LEE BONES AND ALL

    LEE BONES AND ALL

    — when hunger calls, we run ⋆.˚౨ৎ

    LEE BONES AND ALL
    c.ai

    Lee had never been good at staying in one place too long.

    There was something about permanence that set him on edge, like an itch beneath the skin he couldn’t quite scratch. Ever since you met him—under the blistering haze of an Ohio summer, dust clinging to your sneakers and blood already drying under your fingernails—you knew he wasn’t meant for stillness.

    He’d invited you along with a shrug, like it wasn’t a decision that could tear the earth off its axis. A beat-up, stolen truck, half a tank of gas, a bag of clothes, and a pack of Marlboros tucked in the glove compartment. It was all he had to offer you. It was enough.

    The first night you’d ridden with him, he hadn’t spoken much. He just let the static-filled radio hum low between you, his hand lazily draped over the wheel, tapping out a rhythm only he knew. The sky had been bleeding out into shades of violet and orange, and he hadn’t even flinched when your hand brushed against his as you both reached for a crushed-up map.

    “you sure you wanna do this?” he’d asked, voice hoarse, the words almost swallowed by the engine’s groan.

    You hadn’t answered with words. Just nodded, once. Solid.

    And that was that.

    Lee wasn’t like other people. He didn’t look at you like he was trying to figure out what he could get from you. He didn’t flinch when you talked about the things you had to do to survive.

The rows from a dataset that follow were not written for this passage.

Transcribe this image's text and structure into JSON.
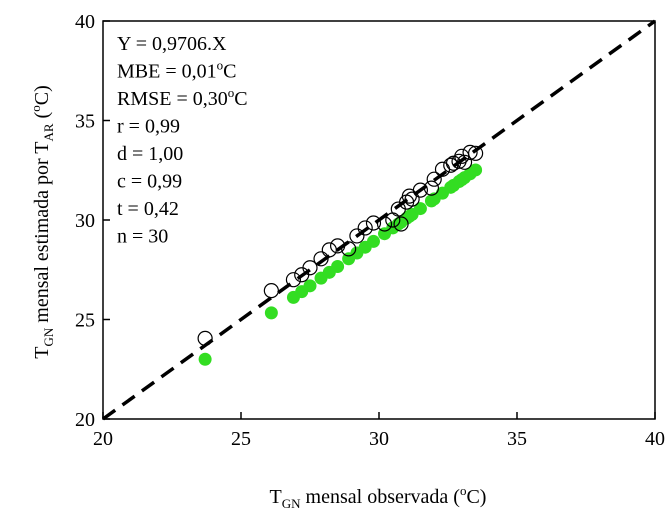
{
  "chart_data": {
    "type": "scatter",
    "xlabel": {
      "main": "T",
      "sub": "GN",
      "rest": " mensal observada (",
      "sup": "o",
      "end": "C)"
    },
    "ylabel": {
      "main": "T",
      "sub": "GN",
      "mid": " mensal estimada por T",
      "sub2": "AR",
      "rest": " (",
      "sup": "o",
      "end": "C)"
    },
    "xlim": [
      20,
      40
    ],
    "ylim": [
      20,
      40
    ],
    "xticks": [
      "20",
      "25",
      "30",
      "35",
      "40"
    ],
    "yticks": [
      "20",
      "25",
      "30",
      "35",
      "40"
    ],
    "grid": false,
    "stats": [
      {
        "text": "Y = 0,9706.X"
      },
      {
        "text": "MBE = 0,01",
        "sup": "o",
        "after": "C"
      },
      {
        "text": "RMSE = 0,30",
        "sup": "o",
        "after": "C"
      },
      {
        "text": "r = 0,99"
      },
      {
        "text": "d = 1,00"
      },
      {
        "text": "c = 0,99"
      },
      {
        "text": "t = 0,42"
      },
      {
        "text": "n = 30"
      }
    ],
    "identity_line": {
      "x": [
        20,
        40
      ],
      "y": [
        20,
        40
      ],
      "color": "#000000",
      "style": "dashed"
    },
    "regression_slope": 0.9706,
    "regression_color": "#33dd22",
    "marker_color": "#000000",
    "points": [
      {
        "x": 23.7,
        "y": 24.05
      },
      {
        "x": 26.1,
        "y": 26.45
      },
      {
        "x": 26.9,
        "y": 27.0
      },
      {
        "x": 27.2,
        "y": 27.25
      },
      {
        "x": 27.5,
        "y": 27.6
      },
      {
        "x": 27.9,
        "y": 28.05
      },
      {
        "x": 28.2,
        "y": 28.5
      },
      {
        "x": 28.5,
        "y": 28.7
      },
      {
        "x": 28.9,
        "y": 28.55
      },
      {
        "x": 29.2,
        "y": 29.2
      },
      {
        "x": 29.5,
        "y": 29.6
      },
      {
        "x": 29.8,
        "y": 29.85
      },
      {
        "x": 30.2,
        "y": 29.8
      },
      {
        "x": 30.5,
        "y": 30.0
      },
      {
        "x": 30.8,
        "y": 29.8
      },
      {
        "x": 30.7,
        "y": 30.55
      },
      {
        "x": 31.0,
        "y": 30.9
      },
      {
        "x": 31.1,
        "y": 31.2
      },
      {
        "x": 31.2,
        "y": 31.05
      },
      {
        "x": 31.5,
        "y": 31.5
      },
      {
        "x": 31.9,
        "y": 31.6
      },
      {
        "x": 32.0,
        "y": 32.05
      },
      {
        "x": 32.3,
        "y": 32.55
      },
      {
        "x": 32.6,
        "y": 32.75
      },
      {
        "x": 32.7,
        "y": 32.85
      },
      {
        "x": 33.0,
        "y": 33.2
      },
      {
        "x": 33.1,
        "y": 32.9
      },
      {
        "x": 33.3,
        "y": 33.4
      },
      {
        "x": 33.5,
        "y": 33.35
      },
      {
        "x": 32.9,
        "y": 32.95
      }
    ]
  }
}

He just listened, really listened, in a way that made your chest ache.

    Sometimes, he would pull off the highway without warning, find a patch of trees or an abandoned barn, and he’d disappear for a while. You knew better than to follow him. When he came back, there’d be something different about his eyes—something harder, something heavier. But he’d still sit across from you, cross-legged in the dirt, and he’d tear open a can of cold beans with a pocketknife like you were just two kids on a terrible camping trip.

    Sleeping near Lee was an act of trust. Most nights you didn’t even talk about it—you just ended up next to each other, sharing the pathetic warmth of a threadbare blanket, your heartbeat syncing with the low rumble of his breathing.

    One night, when the air was too thick and the stars too bright, you woke to find him watching you. Not like a predator. Not like someone weighing their options.

    Just watching. Like he was trying to memorize you.

    “you ever think about stopping?” you’d whispered, your throat raw from sleep and the truth.

    He had smiled then, a flash of teeth and sadness.

    “What would we even be, if we stopped?”

    There were moments when you caught glimpses of a boy Lee might have been, in another life. A boy who hadn’t learned to run. A boy who hadn’t learned to bite.

    Sometimes, when the world got too heavy and the hunger too loud, he’d lean his forehead against yours and just breathe, like he could anchor himself to you, like you could tether him to something that wasn’t survival.

    You didn’t have words for what you were to each other. You didn’t need them.

    Out there, in the empty spaces between towns, in the echoes of your shared silence, you were something ancient. Something feral. Something free.

    When he smiled—really smiled—it was rare and wild and so painfully beautiful you thought your chest might crack open.

    And you knew, no matter how far you ran, no matter what you became—

    You’d never find a home like the one you found in Lee.